Battling for a better future
SEN. KIRSTEN GILLIBRAND | 4/12/2011, 5:28 p.m.
Over the last 20 months, as U.S. Senator, I have had the honor and privilege of being invited into communities across the state to share in their experiences. From touring small businesses, to attending Sunday church services, to visiting inner-city schools and farms in the North Country, it has been a special opportunity to get to know so many New Yorkers.
While attending the New York State NAACP annual conference recently, I was inspired to reflect on the civil rights movement and its long, generational journey. Generations of leaders before us fought and won many battles that, at the time, were ostensibly insurmountable. Each battle they won paved the way for a better future.
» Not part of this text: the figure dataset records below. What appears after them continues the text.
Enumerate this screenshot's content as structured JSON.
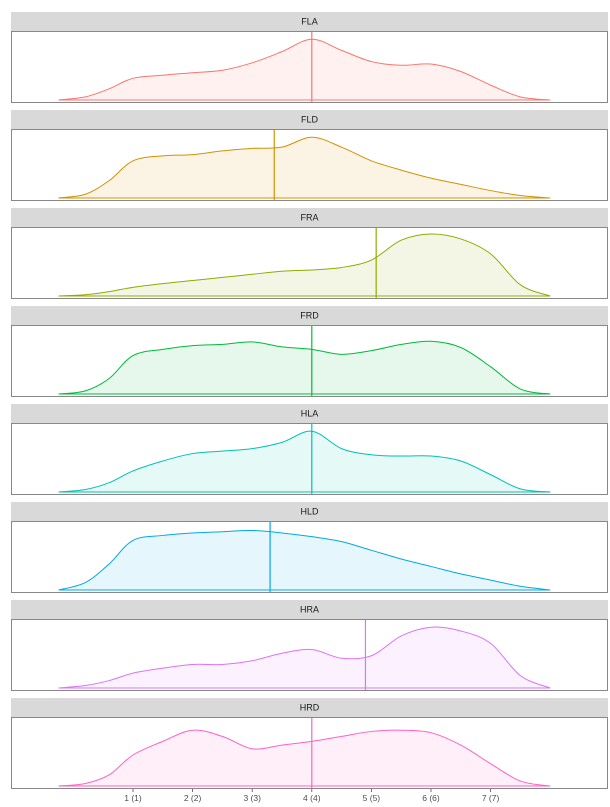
{
  "chart_data": {
    "type": "area",
    "x_ticks": [
      {
        "value": 1,
        "label": "1 (1)"
      },
      {
        "value": 2,
        "label": "2 (2)"
      },
      {
        "value": 3,
        "label": "3 (3)"
      },
      {
        "value": 4,
        "label": "4 (4)"
      },
      {
        "value": 5,
        "label": "5 (5)"
      },
      {
        "value": 6,
        "label": "6 (6)"
      },
      {
        "value": 7,
        "label": "7 (7)"
      }
    ],
    "xlim": [
      -0.4,
      8.3
    ],
    "x": [
      -0.25,
      0.2,
      0.6,
      1.0,
      1.5,
      2.0,
      2.5,
      3.0,
      3.5,
      4.0,
      4.5,
      5.0,
      5.5,
      6.0,
      6.5,
      7.0,
      7.5,
      8.0
    ],
    "panels": [
      {
        "name": "FLA",
        "color": "#F8766D",
        "mean": 4.0,
        "density": [
          0.0,
          0.05,
          0.18,
          0.35,
          0.4,
          0.44,
          0.48,
          0.6,
          0.78,
          0.98,
          0.8,
          0.62,
          0.56,
          0.58,
          0.46,
          0.24,
          0.05,
          0.0
        ]
      },
      {
        "name": "FLD",
        "color": "#D39200",
        "mean": 3.37,
        "density": [
          0.0,
          0.06,
          0.28,
          0.6,
          0.68,
          0.7,
          0.76,
          0.8,
          0.82,
          0.98,
          0.82,
          0.6,
          0.45,
          0.32,
          0.22,
          0.12,
          0.04,
          0.0
        ]
      },
      {
        "name": "FRA",
        "color": "#93AA00",
        "mean": 5.08,
        "density": [
          0.0,
          0.02,
          0.07,
          0.14,
          0.2,
          0.25,
          0.3,
          0.35,
          0.4,
          0.42,
          0.46,
          0.58,
          0.9,
          1.0,
          0.92,
          0.68,
          0.18,
          0.0
        ]
      },
      {
        "name": "FRD",
        "color": "#00BA38",
        "mean": 4.0,
        "density": [
          0.0,
          0.05,
          0.25,
          0.62,
          0.72,
          0.78,
          0.8,
          0.84,
          0.76,
          0.72,
          0.64,
          0.7,
          0.8,
          0.85,
          0.75,
          0.44,
          0.08,
          0.0
        ]
      },
      {
        "name": "HLA",
        "color": "#00C1B3",
        "mean": 4.0,
        "density": [
          0.0,
          0.04,
          0.15,
          0.34,
          0.5,
          0.62,
          0.66,
          0.7,
          0.8,
          0.98,
          0.7,
          0.6,
          0.58,
          0.58,
          0.5,
          0.28,
          0.05,
          0.0
        ]
      },
      {
        "name": "HLD",
        "color": "#00A9E6",
        "mean": 3.3,
        "density": [
          0.0,
          0.12,
          0.42,
          0.8,
          0.88,
          0.92,
          0.94,
          0.96,
          0.92,
          0.86,
          0.78,
          0.64,
          0.5,
          0.38,
          0.26,
          0.16,
          0.06,
          0.0
        ]
      },
      {
        "name": "HRA",
        "color": "#DB72FB",
        "mean": 4.9,
        "density": [
          0.0,
          0.04,
          0.12,
          0.24,
          0.32,
          0.38,
          0.38,
          0.44,
          0.56,
          0.62,
          0.48,
          0.52,
          0.84,
          0.98,
          0.92,
          0.72,
          0.2,
          0.0
        ]
      },
      {
        "name": "HRD",
        "color": "#FF61C3",
        "mean": 4.0,
        "density": [
          0.0,
          0.04,
          0.18,
          0.5,
          0.72,
          0.9,
          0.8,
          0.6,
          0.66,
          0.72,
          0.8,
          0.88,
          0.9,
          0.86,
          0.66,
          0.36,
          0.08,
          0.0
        ]
      }
    ]
  }
}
Thanks to these leaders, and their unrelenting determination, our society has seen substantial advancements in civil rights.
However, we all know there are still far too many injustices that continue to plague communities of color. The unemployment rate for communities of color is twice the national average. There are too many walls to opportunity that tower over children and keep them from reaching their full God-given potential. Too many families in our state are fighting to give their children a chance to succeed, but are losing these battles because of failing public schools, gang violence and gun violence.
I have fought for legislation to help foster entrepreneurship, cut taxes for small businesses and invest in job training to get our economy growing and create jobs right here at home. I have supported innovative approaches to help our students succeed in school; and I have fought against illegal gun trafficking, to improve the safety of our communities. These are battles I will always be committed to fighting in the Senate.
But we must also fight the subtler injustices causing devastation in our communities. From the South Bronx, to Harlem, to Bushwick, almost 3 million New York City residents are living in so-called "food deserts," according to the NYC Department of City Planning. For these families, the consequences are much more than just a matter of inconvenience; they can be life threatening. These food-desert neighborhoods are cut-off from access to nearby grocery stores or supermarkets that sell affordable fresh, healthy produce. The result is diets that are heavy on fast food and other high-fat, high-sugar foods.
When I was a child, 5 percent of children were obese; now the obesity rate is closer to 20 percent. In some of our schools in New York City, as many as 40 percent of our kindergarteners are obese. This epidemic puts our children at risk of developing serious diseases --such as Type 2 diabetes, heart disease and depression. Obesity keeps our children from performing their best at school; studies show that being overweight or obese can negatively impact math and reading scores --and keeps students out of school for more sick days.
Among young women, HIV/AIDS is another major obstacle that needs to be addressed. The growing rate of HIV amongst women, the fastest growing group to contract AIDS in our country, is alarming. In fact, according to the Centers for Disease Control, the number-one killer of African-American women ages 25 to 34 is HIV/AIDS.
We cannot let up on the fight for equal rights for all New Yorkers. Our generation must come together to fight the injustices that are standing in the way of progress. We must fight with the same fervor as our predecessors. I understand the magnitude of the obstacles that stand before us and, as your partner in the U.S. Senate, I will fight in Washington to make sure the needs of all New York's communities are heard and addressed.